Using this method, once you have established the job’s purchase cost (where the margin is zero) you consult the impact on the overall production schedule. If the Company Statement is entering negative territory in your forward projected balance, you know that your prices are too low to cover your costs. That may just be another job that requires an expensive purchasing commitment, so you would either need to re-schedule, charge more or discuss payment terms. In this way, the cost varies depending on all your other commitments. Once you have discovered this truth, you can flexibly assess the competition.

Gestalt costing is derived from the Production Layer and cannot be used for asset evaluation.

Competition

In finance, price and its discovery are everything, because asset value is all there is. That is not a sensible position to take in the real world. For example, installing a high-pressure tank in an exposed area requires the presence of a safety valve. If you install a cheap copy and the tank explodes causing fatalities, you may discover the real price by ending up in jail. In this instance, prices almost always support production cost unless the market is being manipulated. Market manipulation reveals how price discovery should work in a competitive environment. The two most common forms are applied by state or large corporations, since it requires considerable fire power.

Nation states manipulate the price discovery mechanism by subsidising industries so that they can sell into the international market below cost. Once the industry is established and the competition wiped, it is free to apply price increases to cover costs and generate capital for the owners and new taxes for the erring state.

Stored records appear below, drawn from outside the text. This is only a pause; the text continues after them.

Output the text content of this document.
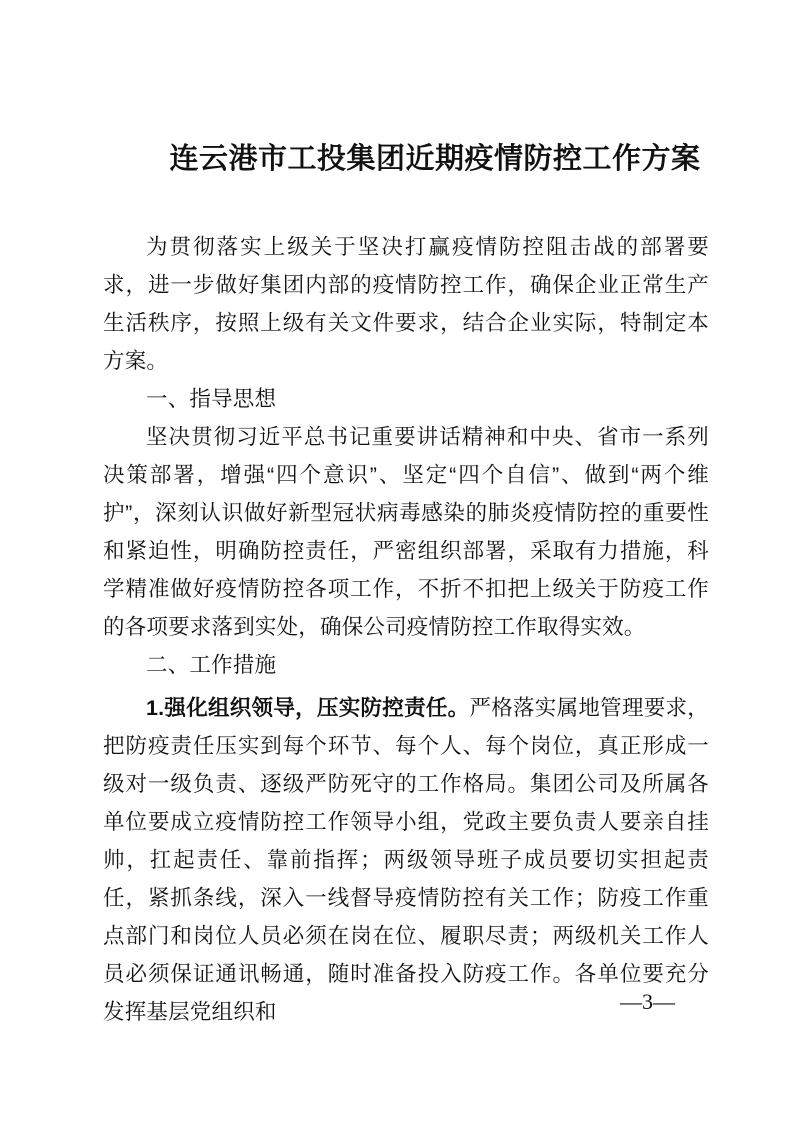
连云港市工投集团近期疫情防控工作方案

为贯彻落实上级关于坚决打赢疫情防控阻击战的部署要求，进一步做好集团内部的疫情防控工作，确保企业正常生产生活秩序，按照上级有关文件要求，结合企业实际，特制定本方案。

一、指导思想

坚决贯彻习近平总书记重要讲话精神和中央、省市一系列决策部署，增强“四个意识”、坚定“四个自信”、做到“两个维护”，深刻认识做好新型冠状病毒感染的肺炎疫情防控的重要性和紧迫性，明确防控责任，严密组织部署，采取有力措施，科学精准做好疫情防控各项工作，不折不扣把上级关于防疫工作的各项要求落到实处，确保公司疫情防控工作取得实效。

二、工作措施

1.强化组织领导，压实防控责任。严格落实属地管理要求，把防疫责任压实到每个环节、每个人、每个岗位，真正形成一级对一级负责、逐级严防死守的工作格局。集团公司及所属各单位要成立疫情防控工作领导小组，党政主要负责人要亲自挂帅，扛起责任、靠前指挥；两级领导班子成员要切实担起责任，紧抓条线，深入一线督导疫情防控有关工作；防疫工作重点部门和岗位人员必须在岗在位、履职尽责；两级机关工作人员必须保证通讯畅通，随时准备投入防疫工作。各单位要充分发挥基层党组织和	—3—
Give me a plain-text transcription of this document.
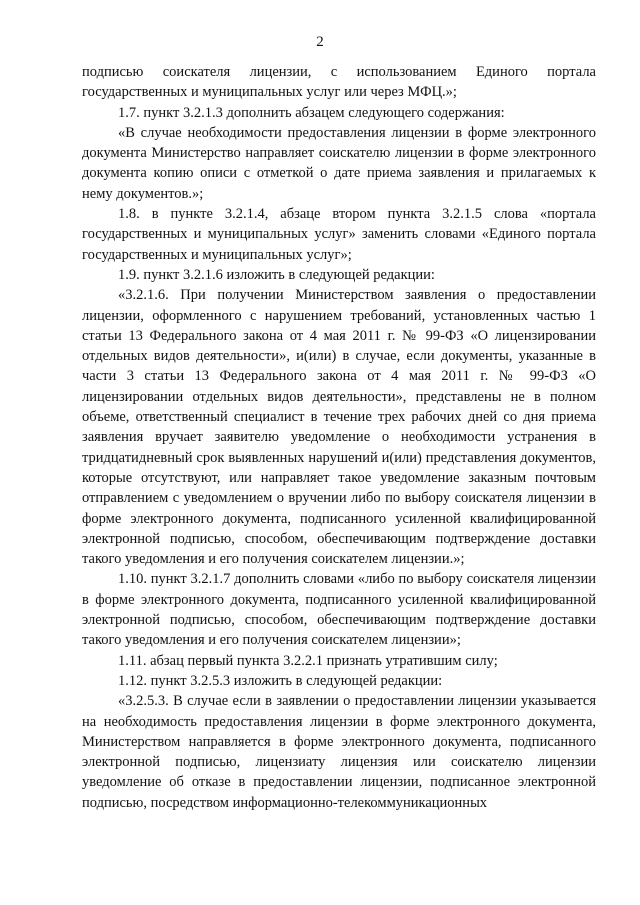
2

подписью соискателя лицензии, с использованием Единого портала государственных и муниципальных услуг или через МФЦ.»;

1.7. пункт 3.2.1.3 дополнить абзацем следующего содержания:

«В случае необходимости предоставления лицензии в форме электронного документа Министерство направляет соискателю лицензии в форме электронного документа копию описи с отметкой о дате приема заявления и прилагаемых к нему документов.»;

1.8. в пункте 3.2.1.4, абзаце втором пункта 3.2.1.5 слова «портала государственных и муниципальных услуг» заменить словами «Единого портала государственных и муниципальных услуг»;

1.9. пункт 3.2.1.6 изложить в следующей редакции:

«3.2.1.6. При получении Министерством заявления о предоставлении лицензии, оформленного с нарушением требований, установленных частью 1 статьи 13 Федерального закона от 4 мая 2011 г. № 99-ФЗ «О лицензировании отдельных видов деятельности», и(или) в случае, если документы, указанные в части 3 статьи 13 Федерального закона от 4 мая 2011 г. № 99-ФЗ «О лицензировании отдельных видов деятельности», представлены не в полном объеме, ответственный специалист в течение трех рабочих дней со дня приема заявления вручает заявителю уведомление о необходимости устранения в тридцатидневный срок выявленных нарушений и(или) представления документов, которые отсутствуют, или направляет такое уведомление заказным почтовым отправлением с уведомлением о вручении либо по выбору соискателя лицензии в форме электронного документа, подписанного усиленной квалифицированной электронной подписью, способом, обеспечивающим подтверждение доставки такого уведомления и его получения соискателем лицензии.»;

1.10. пункт 3.2.1.7 дополнить словами «либо по выбору соискателя лицензии в форме электронного документа, подписанного усиленной квалифицированной электронной подписью, способом, обеспечивающим подтверждение доставки такого уведомления и его получения соискателем лицензии»;

1.11. абзац первый пункта 3.2.2.1 признать утратившим силу;

1.12. пункт 3.2.5.3 изложить в следующей редакции:

«3.2.5.3. В случае если в заявлении о предоставлении лицензии указывается на необходимость предоставления лицензии в форме электронного документа, Министерством направляется в форме электронного документа, подписанного электронной подписью, лицензиату лицензия или соискателю лицензии уведомление об отказе в предоставлении лицензии, подписанное электронной подписью, посредством информационно-телекоммуникационных
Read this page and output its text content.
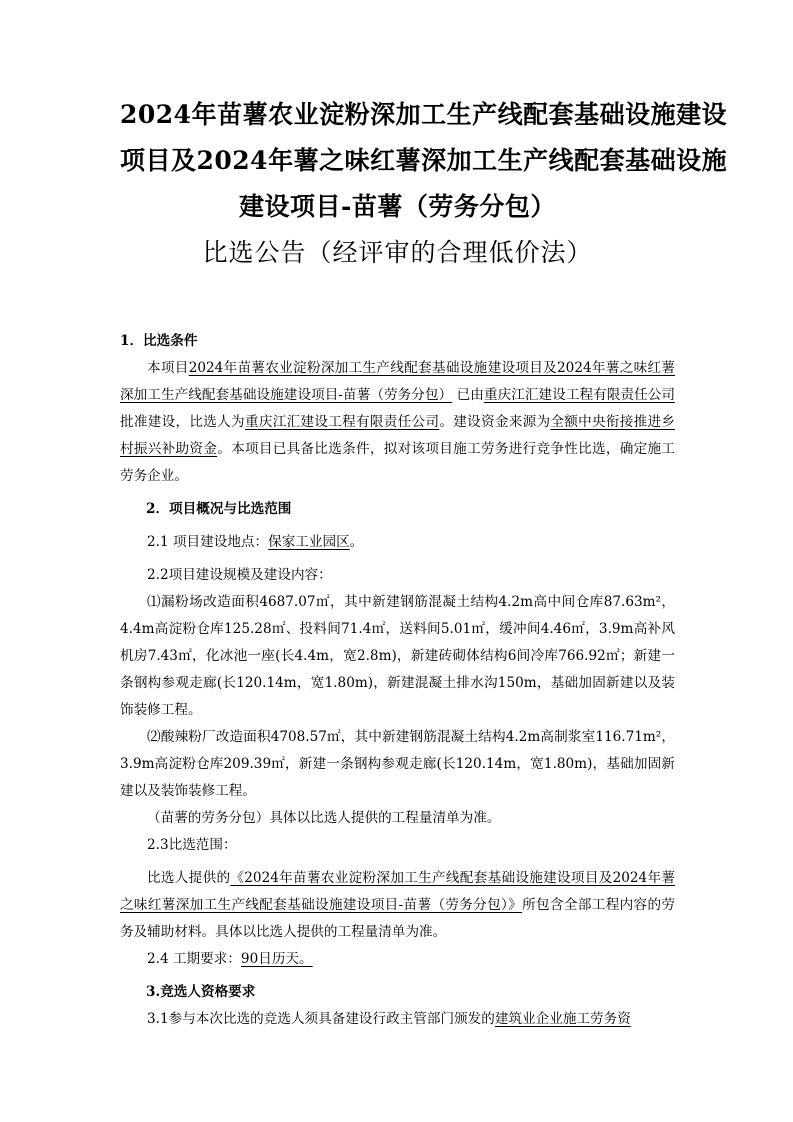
2024年苗薯农业淀粉深加工生产线配套基础设施建设
项目及2024年薯之味红薯深加工生产线配套基础设施
建设项目-苗薯（劳务分包）
比选公告（经评审的合理低价法）

1．比选条件

本项目2024年苗薯农业淀粉深加工生产线配套基础设施建设项目及2024年薯之味红薯深加工生产线配套基础设施建设项目-苗薯（劳务分包） 已由重庆江汇建设工程有限责任公司批准建设，比选人为重庆江汇建设工程有限责任公司。建设资金来源为全额中央衔接推进乡村振兴补助资金。本项目已具备比选条件，拟对该项目施工劳务进行竞争性比选，确定施工劳务企业。

2．项目概况与比选范围

2.1 项目建设地点：保家工业园区。

2.2项目建设规模及建设内容：

⑴漏粉场改造面积4687.07㎡，其中新建钢筋混凝土结构4.2m高中间仓库87.63m²，4.4m高淀粉仓库125.28㎡、投料间71.4㎡，送料间5.01㎡，缓冲间4.46㎡，3.9m高补风机房7.43㎡，化冰池一座(长4.4m，宽2.8m)，新建砖砌体结构6间冷库766.92㎡；新建一条钢构参观走廊(长120.14m，宽1.80m)，新建混凝土排水沟150m，基础加固新建以及装饰装修工程。

⑵酸辣粉厂改造面积4708.57㎡，其中新建钢筋混凝土结构4.2m高制浆室116.71m²，3.9m高淀粉仓库209.39㎡，新建一条钢构参观走廊(长120.14m，宽1.80m)，基础加固新建以及装饰装修工程。

（苗薯的劳务分包）具体以比选人提供的工程量清单为准。

2.3比选范围：

比选人提供的《2024年苗薯农业淀粉深加工生产线配套基础设施建设项目及2024年薯之味红薯深加工生产线配套基础设施建设项目-苗薯（劳务分包）》所包含全部工程内容的劳务及辅助材料。具体以比选人提供的工程量清单为准。

2.4 工期要求：90日历天。

3.竞选人资格要求

3.1参与本次比选的竞选人须具备建设行政主管部门颁发的建筑业企业施工劳务资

Another form of manipulation occurs when hard-core capitalist entities like supermarkets seek to expand into new markets. In Britain, bread was traditionally sold in small bakeries for sums established by the price discovery mechanism. However, supermarkets could sell bread below cost by diverting profits from their other produce. Once bread shops became a rarity and the competition destroyed, they could put the price back up.

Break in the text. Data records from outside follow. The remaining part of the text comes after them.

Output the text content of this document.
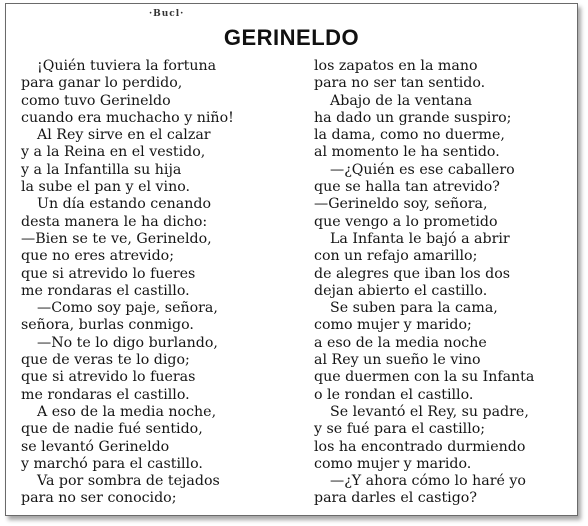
·Bucl·
GERINELDO
¡Quién tuviera la fortuna
para ganar lo perdido,
como tuvo Gerineldo
cuando era muchacho y niño!
Al Rey sirve en el calzar
y a la Reina en el vestido,
y a la Infantilla su hija
la sube el pan y el vino.
Un día estando cenando
desta manera le ha dicho:
—Bien se te ve, Gerineldo,
que no eres atrevido;
que si atrevido lo fueres
me rondaras el castillo.
—Como soy paje, señora,
señora, burlas conmigo.
—No te lo digo burlando,
que de veras te lo digo;
que si atrevido lo fueras
me rondaras el castillo.
A eso de la media noche,
que de nadie fué sentido,
se levantó Gerineldo
y marchó para el castillo.
Va por sombra de tejados
para no ser conocido;
los zapatos en la mano
para no ser tan sentido.
Abajo de la ventana
ha dado un grande suspiro;
la dama, como no duerme,
al momento le ha sentido.
—¿Quién es ese caballero
que se halla tan atrevido?
—Gerineldo soy, señora,
que vengo a lo prometido
La Infanta le bajó a abrir
con un refajo amarillo;
de alegres que iban los dos
dejan abierto el castillo.
Se suben para la cama,
como mujer y marido;
a eso de la media noche
al Rey un sueño le vino
que duermen con la su Infanta
o le rondan el castillo.
Se levantó el Rey, su padre,
y se fué para el castillo;
los ha encontrado durmiendo
como mujer y marido.
—¿Y ahora cómo lo haré yo
para darles el castigo?
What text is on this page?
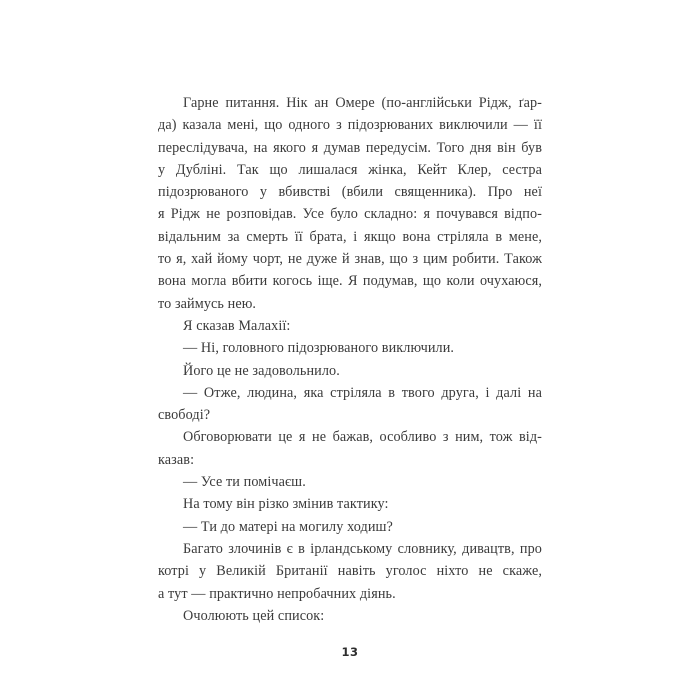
Гарне питання. Нік ан Омере (по-англійськи Рідж, ґар-
да) казала мені, що одного з підозрюваних виключили — її
переслідувача, на якого я думав передусім. Того дня він був
у Дубліні. Так що лишалася жінка, Кейт Клер, сестра
підозрюваного у вбивстві (вбили священника). Про неї
я Рідж не розповідав. Усе було складно: я почувався відпо-
відальним за смерть її брата, і якщо вона стріляла в мене,
то я, хай йому чорт, не дуже й знав, що з цим робити. Також
вона могла вбити когось іще. Я подумав, що коли очухаюся,
то займусь нею.
Я сказав Малахії:
— Ні, головного підозрюваного виключили.
Його це не задовольнило.
— Отже, людина, яка стріляла в твого друга, і далі на
свободі?
Обговорювати це я не бажав, особливо з ним, тож від-
казав:
— Усе ти помічаєш.
На тому він різко змінив тактику:
— Ти до матері на могилу ходиш?
Багато злочинів є в ірландському словнику, дивацтв, про
котрі у Великій Британії навіть уголос ніхто не скаже,
а тут — практично непробачних діянь.
Очолюють цей список:
13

In free markets, competition deflates prices whilst cost inflates them. They inversely relate to the quality of the goods sold or to production efficiency. For example, if competition is deflating the price but quality is maintained, efficiency of production must be increasing. Or if costs are inflating and competition is not deflating the price, quality must be going up.

Note

Since capitalists own the means of production, they can distort this equation through corruption and monopoly. But those markets are normally illegal because they are not free.

Producer Price

Returning to Figure 1, what is the price discovery method for the pump? Before the IR, water was removed from the mines by manual means; initially buckets and winches, then pumps powered by horses or cattle. Applying the Consumer Price Discovery method we used for the coal, the price for the pumps will be ceaselessly minimised by the competition. Therefore, there will be insufficient funds available to the pump producer to improve their product. But why does the Coal Company not just accept higher prices if they would benefit from superior pumps? In an economy founded on Industrial Capitalism, the shares would have different owners. To accept the higher price would decrease the capital on the buyer’s balance sheet, whilst increasing it on the sellers.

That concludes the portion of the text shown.